The schema above violates strictTypes as "array" type is not compatible with object. If you used allowUnionTypes: true option, the above schema can be fixed in this way:

{
  type: ["array", "object"],
  anyOf: [
    {type: "array"},
    {type: "object"}
  ]
}

::: tip "number" vs "integer" Type "number" can be narrowed to "integer", the opposite would violate strictTypes. :::

Require applicable types

This simple JSON Schema is valid, but it violates strictTypes:

{
  properties: {
    foo: {type: "number"},
    bar: {type: "string"}
  }
  required: ["foo", "bar"]
}

This is a very common mistake that even people experienced with JSON Schema often make - the problem here is that any value that is not an object would be valid against this schema - this is rarely intentional.

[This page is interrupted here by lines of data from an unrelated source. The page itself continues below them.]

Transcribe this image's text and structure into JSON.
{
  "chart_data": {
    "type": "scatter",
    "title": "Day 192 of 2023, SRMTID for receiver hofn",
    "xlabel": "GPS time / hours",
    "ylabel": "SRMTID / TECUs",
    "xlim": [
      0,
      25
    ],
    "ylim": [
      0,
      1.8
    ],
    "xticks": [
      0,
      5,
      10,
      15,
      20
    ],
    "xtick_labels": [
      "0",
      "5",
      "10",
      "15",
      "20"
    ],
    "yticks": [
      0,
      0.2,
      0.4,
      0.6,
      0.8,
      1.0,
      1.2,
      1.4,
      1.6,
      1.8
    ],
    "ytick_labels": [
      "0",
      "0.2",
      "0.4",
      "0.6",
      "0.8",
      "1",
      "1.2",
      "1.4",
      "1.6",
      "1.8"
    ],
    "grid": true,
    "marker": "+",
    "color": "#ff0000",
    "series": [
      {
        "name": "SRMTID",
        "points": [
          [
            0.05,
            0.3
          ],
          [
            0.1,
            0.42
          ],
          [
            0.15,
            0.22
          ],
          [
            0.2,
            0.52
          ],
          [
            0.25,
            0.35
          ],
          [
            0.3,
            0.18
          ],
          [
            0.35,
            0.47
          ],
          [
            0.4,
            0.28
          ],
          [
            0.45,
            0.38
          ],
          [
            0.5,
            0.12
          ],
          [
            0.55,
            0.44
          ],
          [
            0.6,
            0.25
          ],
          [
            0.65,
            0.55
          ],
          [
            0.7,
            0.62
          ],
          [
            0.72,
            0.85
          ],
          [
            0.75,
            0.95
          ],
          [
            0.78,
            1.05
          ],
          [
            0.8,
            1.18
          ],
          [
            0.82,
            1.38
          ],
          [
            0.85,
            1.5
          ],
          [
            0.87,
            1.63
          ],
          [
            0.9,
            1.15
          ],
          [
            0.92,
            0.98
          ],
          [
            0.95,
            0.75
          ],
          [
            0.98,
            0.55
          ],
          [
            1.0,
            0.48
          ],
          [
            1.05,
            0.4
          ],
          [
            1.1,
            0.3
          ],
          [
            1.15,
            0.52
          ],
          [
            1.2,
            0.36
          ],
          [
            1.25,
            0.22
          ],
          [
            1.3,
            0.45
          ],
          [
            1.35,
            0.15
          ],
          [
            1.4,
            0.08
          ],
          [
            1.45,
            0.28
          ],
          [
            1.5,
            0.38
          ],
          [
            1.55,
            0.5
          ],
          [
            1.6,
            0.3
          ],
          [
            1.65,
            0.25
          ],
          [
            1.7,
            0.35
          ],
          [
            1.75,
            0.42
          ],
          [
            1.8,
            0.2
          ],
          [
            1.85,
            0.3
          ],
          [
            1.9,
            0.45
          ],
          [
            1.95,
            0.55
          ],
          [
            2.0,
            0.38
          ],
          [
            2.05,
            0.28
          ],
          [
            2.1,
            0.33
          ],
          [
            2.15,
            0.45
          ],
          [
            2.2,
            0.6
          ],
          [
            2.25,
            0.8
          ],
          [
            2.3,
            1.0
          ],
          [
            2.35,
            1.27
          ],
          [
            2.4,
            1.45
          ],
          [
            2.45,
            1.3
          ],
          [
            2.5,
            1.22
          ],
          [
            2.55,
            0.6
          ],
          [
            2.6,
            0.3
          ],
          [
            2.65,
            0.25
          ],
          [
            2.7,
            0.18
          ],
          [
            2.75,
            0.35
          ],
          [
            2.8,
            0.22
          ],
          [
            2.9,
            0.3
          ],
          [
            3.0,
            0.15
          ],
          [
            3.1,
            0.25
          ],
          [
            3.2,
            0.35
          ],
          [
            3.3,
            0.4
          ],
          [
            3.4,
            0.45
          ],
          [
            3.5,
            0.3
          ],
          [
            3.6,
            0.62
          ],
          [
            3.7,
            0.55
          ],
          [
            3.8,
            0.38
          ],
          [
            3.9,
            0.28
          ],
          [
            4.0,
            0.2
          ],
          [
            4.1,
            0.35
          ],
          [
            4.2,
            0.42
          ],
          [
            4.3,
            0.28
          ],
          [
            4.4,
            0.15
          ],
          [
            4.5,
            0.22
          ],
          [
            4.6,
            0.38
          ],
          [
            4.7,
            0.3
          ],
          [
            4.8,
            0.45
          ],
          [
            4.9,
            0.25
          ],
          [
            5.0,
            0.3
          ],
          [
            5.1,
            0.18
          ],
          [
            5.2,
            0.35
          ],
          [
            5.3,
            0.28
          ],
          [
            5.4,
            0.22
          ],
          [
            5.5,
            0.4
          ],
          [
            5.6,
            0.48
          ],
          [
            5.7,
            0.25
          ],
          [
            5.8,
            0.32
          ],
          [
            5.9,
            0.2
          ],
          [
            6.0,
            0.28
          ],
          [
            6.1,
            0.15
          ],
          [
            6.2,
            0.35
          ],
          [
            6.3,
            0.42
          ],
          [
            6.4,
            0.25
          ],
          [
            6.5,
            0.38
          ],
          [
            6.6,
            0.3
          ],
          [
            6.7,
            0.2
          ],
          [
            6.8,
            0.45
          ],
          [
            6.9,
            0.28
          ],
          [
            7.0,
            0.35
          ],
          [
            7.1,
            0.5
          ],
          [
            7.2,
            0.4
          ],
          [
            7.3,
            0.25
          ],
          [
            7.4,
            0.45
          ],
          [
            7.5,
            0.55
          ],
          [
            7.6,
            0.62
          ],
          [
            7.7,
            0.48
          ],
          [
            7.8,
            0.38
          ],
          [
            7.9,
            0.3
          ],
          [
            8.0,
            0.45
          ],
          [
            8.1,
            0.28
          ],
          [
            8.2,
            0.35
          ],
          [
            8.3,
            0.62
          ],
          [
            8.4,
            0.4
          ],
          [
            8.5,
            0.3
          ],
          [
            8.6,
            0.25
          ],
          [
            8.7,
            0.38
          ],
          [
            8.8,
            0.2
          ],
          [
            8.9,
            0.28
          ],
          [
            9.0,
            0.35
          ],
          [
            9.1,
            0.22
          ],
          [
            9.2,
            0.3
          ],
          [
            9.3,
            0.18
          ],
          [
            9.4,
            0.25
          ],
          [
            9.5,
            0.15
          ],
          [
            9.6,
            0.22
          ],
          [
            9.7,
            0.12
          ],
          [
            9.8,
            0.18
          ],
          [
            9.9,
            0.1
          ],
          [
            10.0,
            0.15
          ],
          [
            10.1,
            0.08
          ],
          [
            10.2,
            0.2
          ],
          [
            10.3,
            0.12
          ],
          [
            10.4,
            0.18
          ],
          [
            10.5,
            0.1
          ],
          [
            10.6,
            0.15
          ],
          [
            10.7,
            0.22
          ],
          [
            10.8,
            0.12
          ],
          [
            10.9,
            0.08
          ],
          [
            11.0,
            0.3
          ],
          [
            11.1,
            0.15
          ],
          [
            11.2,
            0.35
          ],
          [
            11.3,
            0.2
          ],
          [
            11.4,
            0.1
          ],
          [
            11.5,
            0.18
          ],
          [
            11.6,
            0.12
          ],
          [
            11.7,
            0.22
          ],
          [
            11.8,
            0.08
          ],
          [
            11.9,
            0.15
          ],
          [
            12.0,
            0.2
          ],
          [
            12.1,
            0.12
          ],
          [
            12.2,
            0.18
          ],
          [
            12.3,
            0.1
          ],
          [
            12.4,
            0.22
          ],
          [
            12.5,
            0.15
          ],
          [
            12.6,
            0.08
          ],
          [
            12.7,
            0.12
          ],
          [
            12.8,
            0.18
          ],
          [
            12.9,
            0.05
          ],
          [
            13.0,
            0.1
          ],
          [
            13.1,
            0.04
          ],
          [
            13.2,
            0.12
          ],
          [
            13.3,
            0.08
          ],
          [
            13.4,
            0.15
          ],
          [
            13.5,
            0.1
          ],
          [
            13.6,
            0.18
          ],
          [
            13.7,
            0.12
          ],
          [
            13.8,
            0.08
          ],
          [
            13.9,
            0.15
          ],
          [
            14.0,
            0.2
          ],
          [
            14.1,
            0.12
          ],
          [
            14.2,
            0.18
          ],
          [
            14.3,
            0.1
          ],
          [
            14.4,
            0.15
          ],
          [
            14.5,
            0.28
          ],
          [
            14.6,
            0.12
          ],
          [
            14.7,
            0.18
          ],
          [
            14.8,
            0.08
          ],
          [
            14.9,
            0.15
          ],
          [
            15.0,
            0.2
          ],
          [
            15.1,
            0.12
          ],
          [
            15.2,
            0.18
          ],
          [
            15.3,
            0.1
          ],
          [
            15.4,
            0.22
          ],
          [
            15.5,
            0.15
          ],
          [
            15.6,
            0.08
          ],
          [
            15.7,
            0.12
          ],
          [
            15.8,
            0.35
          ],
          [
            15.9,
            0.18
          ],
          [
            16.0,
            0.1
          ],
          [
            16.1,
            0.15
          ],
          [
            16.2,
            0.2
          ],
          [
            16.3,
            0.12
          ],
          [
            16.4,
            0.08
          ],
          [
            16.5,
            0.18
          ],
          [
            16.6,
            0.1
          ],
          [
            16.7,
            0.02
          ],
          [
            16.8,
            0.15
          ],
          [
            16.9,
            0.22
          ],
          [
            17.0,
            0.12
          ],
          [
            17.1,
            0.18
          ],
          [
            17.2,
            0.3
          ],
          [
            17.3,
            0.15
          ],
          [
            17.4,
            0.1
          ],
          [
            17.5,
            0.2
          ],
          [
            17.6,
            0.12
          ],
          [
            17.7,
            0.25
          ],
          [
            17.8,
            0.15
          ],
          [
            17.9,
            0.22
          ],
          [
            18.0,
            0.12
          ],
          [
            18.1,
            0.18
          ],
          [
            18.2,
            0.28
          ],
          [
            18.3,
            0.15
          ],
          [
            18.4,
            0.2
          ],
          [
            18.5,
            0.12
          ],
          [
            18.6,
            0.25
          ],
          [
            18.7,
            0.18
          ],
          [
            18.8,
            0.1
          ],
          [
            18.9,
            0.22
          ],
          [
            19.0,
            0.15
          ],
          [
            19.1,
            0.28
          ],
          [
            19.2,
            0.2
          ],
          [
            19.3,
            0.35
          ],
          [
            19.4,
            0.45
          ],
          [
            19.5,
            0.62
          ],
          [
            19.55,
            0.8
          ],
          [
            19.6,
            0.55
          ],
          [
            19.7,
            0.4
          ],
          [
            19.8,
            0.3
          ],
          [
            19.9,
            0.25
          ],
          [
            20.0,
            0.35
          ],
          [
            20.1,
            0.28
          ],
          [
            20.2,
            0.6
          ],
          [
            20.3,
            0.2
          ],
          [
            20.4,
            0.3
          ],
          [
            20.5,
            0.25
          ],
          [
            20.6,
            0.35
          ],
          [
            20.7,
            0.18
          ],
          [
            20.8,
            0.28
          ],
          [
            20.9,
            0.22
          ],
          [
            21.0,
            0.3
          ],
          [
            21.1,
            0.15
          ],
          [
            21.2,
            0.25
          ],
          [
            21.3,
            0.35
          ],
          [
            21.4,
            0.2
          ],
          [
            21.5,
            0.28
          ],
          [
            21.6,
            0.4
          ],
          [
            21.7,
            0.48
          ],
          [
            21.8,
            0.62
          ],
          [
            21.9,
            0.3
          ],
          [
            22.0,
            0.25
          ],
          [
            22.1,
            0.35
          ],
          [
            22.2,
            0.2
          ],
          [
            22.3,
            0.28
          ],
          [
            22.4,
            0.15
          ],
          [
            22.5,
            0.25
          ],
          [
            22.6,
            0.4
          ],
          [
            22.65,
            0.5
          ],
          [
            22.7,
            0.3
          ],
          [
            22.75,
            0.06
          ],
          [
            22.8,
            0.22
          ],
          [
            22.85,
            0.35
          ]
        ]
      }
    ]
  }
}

To fix it, "type" keyword has to be added:

{
  type: "object",
  properties: {
    foo: {type: "number"},
    bar: {type: "string"}
  },
  required: ["foo", "bar"]
}

You do not necessarily have to have "type" keyword in the same schema object; as long as there is "type" keyword applying to the same part of data instance in the same schema document, not via "$ref", it will be ok:

{
  type: "object",
  anyOf: [
    {
      properties: {foo: {type: "number"}}
      required: ["foo"]
    },
    {
      properties: {bar: {type: "string"}}
      required: ["bar"]
    }
  ]
}

Both "properties" and "required" need type: "object" to satisfy strictTypes - it is sufficient to have it once in the parent schema, without repeating it in each schema.

Strict number validation

Strict mode also affects number validation. By default Ajv fails {"type": "number"} (or "integer") validation for Infinity and NaN.